Exploring the hidden risks of deploying black-box AI tools in high-stakes private equity workflows.

Underlying Team 2026-07-10 4 min read

In the rush to adopt AI, many Private Equity firms are inadvertently introducing massive risk into their deal execution process. The appeal of “instant analysis” is strong, but what happens when the analysis is wrong?

The Black Box Problem

When a traditional analyst reviews a document, there is a clear chain of custody. You know who reviewed what, when they reviewed it, and what methodology they applied.

When you use a generic AI tool, that chain of custody is destroyed. The AI acts as a “black box,” producing answers without a verifiable trail of how it arrived at them. If a critical liability is missed during diligence, the firm cannot point to a process—they can only point to a prompt.

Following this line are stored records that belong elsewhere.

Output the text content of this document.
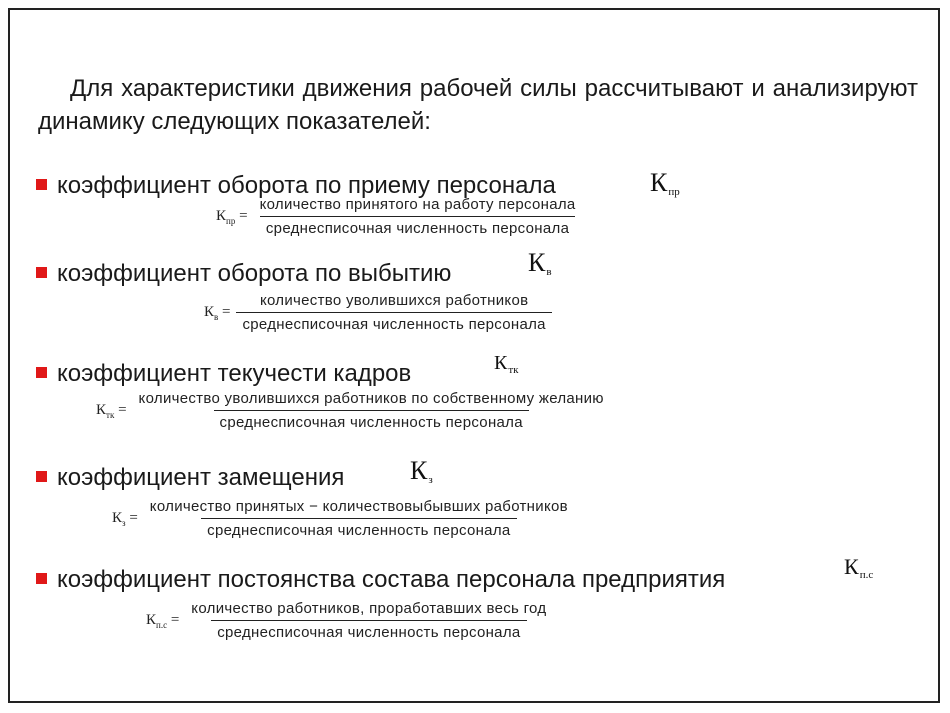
Для характеристики движения рабочей силы рассчитывают и анализируют динамику следующих показателей:
коэффициент оборота по приему персонала	Кпр
$К_{пр} = \frac{\text{количество принятого на работу персонала}}{\text{среднесписочная численность персонала}}$
коэффициент оборота по выбытию	Кв
$К_в = \frac{\text{количество уволившихся работников}}{\text{среднесписочная численность персонала}}$
коэффициент текучести кадров	$К_{тк}$
$К_{тк} = \frac{\text{количество уволившихся работников по собственному желанию}}{\text{среднесписочная численность персонала}}$
коэффициент замещения	Кз
$К_з = \frac{\text{количество принятых − количествовыбывших работников}}{\text{среднесписочная численность персонала}}$
коэффициент постоянства состава персонала предприятия	Кп.с
$К_{п.с} = \frac{\text{количество работников, проработавших весь год}}{\text{среднесписочная численность персонала}}$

The Solution: Review Gates

At Underlying, we believe the solution is not to avoid AI, but to constrain it.

By implementing a structural Review Gate, we force human interaction at the most critical moment: validation. The AI extracts the facts and links them to the source documents, but a human reviewer must click “Approve” or “Flag” before that fact can be used in any deliverable.

This approach gives firms the best of both worlds: the massive scalability of AI document processing, coupled with the rigorous accountability and defensibility of traditional due diligence.